Rapid recruitment of temporally distinct vascular gene sets by estrogen.

Cardiovascular disease is the leading cause of mortality for both men and women in developed countries. The sex steroid hormone estrogen is required for normal vascular physiology. Estrogen functions by binding to intracellular estrogen receptors (ER), ERalpha and ERbeta, ligand-activated transcription factors that are expressed in both vascular endothelial and smooth muscle cells. We recently demonstrated that long-term (8 d) estrogen treatment in vivo in mice recruits distinct vascular gene sets mediated by ERalpha and ERbeta and that the promoters from these gene sets are enriched for binding sites of specific transcription factors, leading to the hypothesis that estrogen initiates a cascade of early transcriptional events that modulate gene expression in the vasculature.
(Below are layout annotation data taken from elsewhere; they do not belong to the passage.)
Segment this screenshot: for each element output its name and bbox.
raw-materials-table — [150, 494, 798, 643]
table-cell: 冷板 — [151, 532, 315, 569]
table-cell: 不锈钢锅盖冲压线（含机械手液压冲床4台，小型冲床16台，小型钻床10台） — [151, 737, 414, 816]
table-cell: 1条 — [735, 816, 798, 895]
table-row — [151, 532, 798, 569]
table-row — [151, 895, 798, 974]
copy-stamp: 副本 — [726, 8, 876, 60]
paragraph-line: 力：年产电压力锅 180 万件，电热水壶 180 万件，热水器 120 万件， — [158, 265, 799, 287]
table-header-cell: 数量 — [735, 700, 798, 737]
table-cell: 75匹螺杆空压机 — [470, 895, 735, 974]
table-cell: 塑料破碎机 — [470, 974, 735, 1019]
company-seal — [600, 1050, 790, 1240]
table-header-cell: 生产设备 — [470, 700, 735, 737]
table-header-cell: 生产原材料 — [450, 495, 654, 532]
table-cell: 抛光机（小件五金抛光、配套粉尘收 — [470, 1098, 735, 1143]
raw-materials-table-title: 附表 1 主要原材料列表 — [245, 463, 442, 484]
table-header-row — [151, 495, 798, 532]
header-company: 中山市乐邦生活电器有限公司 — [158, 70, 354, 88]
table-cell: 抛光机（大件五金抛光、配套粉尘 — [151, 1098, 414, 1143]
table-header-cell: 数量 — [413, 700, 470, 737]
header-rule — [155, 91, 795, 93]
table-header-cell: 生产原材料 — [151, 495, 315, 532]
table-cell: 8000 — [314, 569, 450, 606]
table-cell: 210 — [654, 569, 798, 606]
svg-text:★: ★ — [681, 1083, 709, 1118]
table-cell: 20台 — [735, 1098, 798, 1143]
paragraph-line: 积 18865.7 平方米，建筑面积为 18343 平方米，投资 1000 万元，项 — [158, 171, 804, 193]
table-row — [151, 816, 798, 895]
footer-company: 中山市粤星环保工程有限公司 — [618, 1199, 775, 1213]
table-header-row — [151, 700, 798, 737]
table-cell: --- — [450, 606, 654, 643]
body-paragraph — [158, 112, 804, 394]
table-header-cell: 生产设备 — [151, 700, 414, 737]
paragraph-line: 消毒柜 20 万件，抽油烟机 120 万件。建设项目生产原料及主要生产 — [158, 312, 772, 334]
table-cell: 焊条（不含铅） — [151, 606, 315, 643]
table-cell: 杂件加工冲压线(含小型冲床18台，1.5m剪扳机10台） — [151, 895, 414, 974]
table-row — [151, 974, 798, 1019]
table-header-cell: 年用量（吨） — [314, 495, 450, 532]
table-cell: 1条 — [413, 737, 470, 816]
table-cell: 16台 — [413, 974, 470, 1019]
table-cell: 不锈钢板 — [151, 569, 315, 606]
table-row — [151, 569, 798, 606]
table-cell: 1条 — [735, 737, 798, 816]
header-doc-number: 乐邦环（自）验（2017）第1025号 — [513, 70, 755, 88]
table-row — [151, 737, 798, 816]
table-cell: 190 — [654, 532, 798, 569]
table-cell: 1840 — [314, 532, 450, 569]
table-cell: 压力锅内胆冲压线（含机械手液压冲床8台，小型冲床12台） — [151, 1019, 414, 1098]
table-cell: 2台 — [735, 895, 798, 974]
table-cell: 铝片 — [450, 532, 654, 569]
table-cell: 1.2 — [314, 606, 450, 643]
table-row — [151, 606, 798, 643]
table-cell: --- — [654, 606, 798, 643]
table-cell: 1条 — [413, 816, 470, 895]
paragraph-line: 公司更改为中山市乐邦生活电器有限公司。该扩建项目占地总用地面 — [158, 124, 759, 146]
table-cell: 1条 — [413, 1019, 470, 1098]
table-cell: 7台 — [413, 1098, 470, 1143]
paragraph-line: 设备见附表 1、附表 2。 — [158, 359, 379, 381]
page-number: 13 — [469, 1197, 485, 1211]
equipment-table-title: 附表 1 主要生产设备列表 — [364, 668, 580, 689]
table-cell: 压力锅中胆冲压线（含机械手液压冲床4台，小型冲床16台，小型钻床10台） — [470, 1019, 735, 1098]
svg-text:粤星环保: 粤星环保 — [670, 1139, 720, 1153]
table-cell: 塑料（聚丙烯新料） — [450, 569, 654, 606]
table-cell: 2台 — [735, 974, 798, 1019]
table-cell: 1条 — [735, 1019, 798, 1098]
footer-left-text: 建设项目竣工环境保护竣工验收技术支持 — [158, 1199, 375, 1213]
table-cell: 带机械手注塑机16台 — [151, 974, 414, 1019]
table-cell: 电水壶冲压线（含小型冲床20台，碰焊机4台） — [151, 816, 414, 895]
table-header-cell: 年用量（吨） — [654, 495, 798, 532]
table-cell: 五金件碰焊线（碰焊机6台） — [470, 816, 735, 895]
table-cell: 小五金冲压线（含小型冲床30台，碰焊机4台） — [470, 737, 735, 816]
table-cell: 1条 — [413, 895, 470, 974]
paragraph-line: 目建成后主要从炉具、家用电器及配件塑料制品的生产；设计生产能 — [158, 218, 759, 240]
Here we test this hypothesis using gene expression profiling to examine initial transcriptional events (2-8 h) mediated by estrogen in blood vessels. Our data reveal that 1) estrogen regulates temporally distinct cascades of vascular gene expression, 2) initially, estrogen-mediated vascular gene repression predominates, 3) the earliest estrogen-recruited gene program is enriched in vascular transcription factors that can interact with binding sites present in estrogen-regulated vascular genes recruited subsequently, and 4) estrogen-regulated genes recruited next have specific functions, including lipid metabolism and cellular growth and proliferation that are potentially important for estrogen's known vascular functions. In summary, estrogen directly and rapidly recruits specific transcriptional factors that then propagate distinct cascades of gene expression. These data define the temporal recruitment of specific vascular genes by estrogen and enable further analysis of the mechanisms by which estrogen directly regulates vascular function.